3. Comologia, yaitu filsafat yang mencari hakekat alam dipelajari apakah sebenarnya alam
dan bagaimanakah hubungannya dengan Ada Mutlak. Cosmologia ini ialah filsafat
alam yang menerangkan bahwa adanya alam adalah tidak mutlak, alam dan isinya
adanya itu karena dimungkinkan Allah. Ada tidak mutlak, mungkin ada dan
mungkin lenyep sewaktu-waktu pada suatu masa.

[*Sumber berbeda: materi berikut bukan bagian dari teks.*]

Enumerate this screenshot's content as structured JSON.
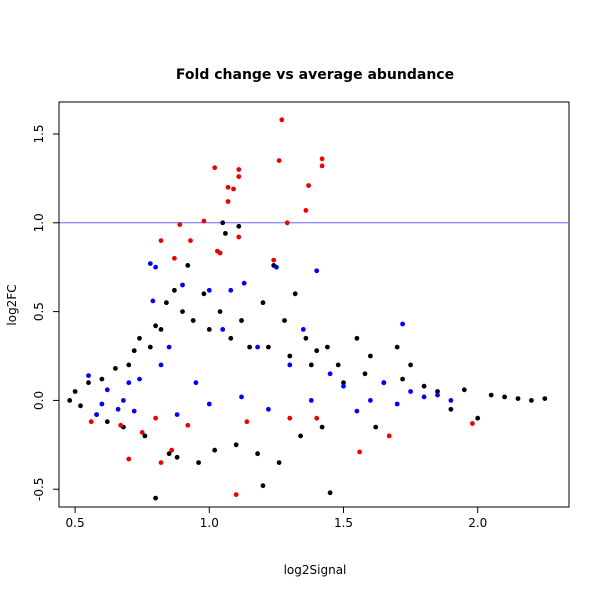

4. Antropologia (Filsafat Manusia), karena manusia termasuk ada yang tidak mutlak
maka juga menjadi objek pembahasan. Apakah manusia itu sebenarnya, apakah
kemampuan-kemampuannya dan apakah pendorong tindakannya? Semua ini diselidiki
dan dibahas dalam Antropologia.
5. Etika: filsafat yang menyelidiki tingkah laku manusia. Betapakah tingkah laku manusia
yang dipandang baik dan buruk serta tingkah laku manusia mana yang
membedakannya dengan lain-lain makhluk.
6. Logika: filsafat akal budi dan biasanya juga disebut mantiq. Akal budi adalah akal yang
terpenting dalam penyelidikan manusia untuk mengetahui kebenaran. Tanpa kepastian

tentang logika, maka semua penyelidikan tidak mempunyai kekuatan dasar. Tegasnya
tanpa akal budi takkan ada penyelidikan. Oleh karena itu dipersoalkan adakah manusia
mempunyai akal budi dan dapatkah akal budi itu mencari kebenaran? Dengan segera
timbul pula soal, apakah kebenaran itu dan sampai dimanakah kebenaran dapat
ditangkap oleh akal budi manusia. Maka penyelidikan tentang akal budi itu disebut
Filsafat Akal Budi atau Logika.
Penyelidikan tentang bahan dan aturan berpikir disebut logica minor, adapun yang
menyelidiki isi berpikir disebut logica mayor. Filsafat akal budi ini disebut
Epistimologi dan adapula yang menyebut Critica, sebab akal yang menyelidiki akal.
[25]
Adapun objek Filsafat Islam ialah objek kajian filsafat pada umumnya yaitu realitas, baik
yang material maupun yang ghaib. Perbedaannya terletak pada subjek yang mempunyai
komitmen Quranik.[26]
Dalam hubungan ini objek kajian Filsafat Islam dalam tema besar adalah Tuhan, alam,
manusia dan kebudayaan. Tema besar itu hendaknya dapat dijabarkan lebih spesifik sesuai
dengan perkembangan zaman, sehingga dapat ditarik benang merah dari perkembangan sejarah
pemikiran kefilsafatan yang hingga sekarang. Setiap zaman mempunyai semangatnya sendirisendiri.
Dari keterangan di atas dapat dikatakan bahwa objek filsafat itu sama dengan objek ilmu
pengetahuan bila ditinjau secara materia dan berbeda bila secara forma. Sedangkan objek kajian
Filsafat Islam itu sendiri mencakup Tuhan, alam, manusia dan kebudayaan.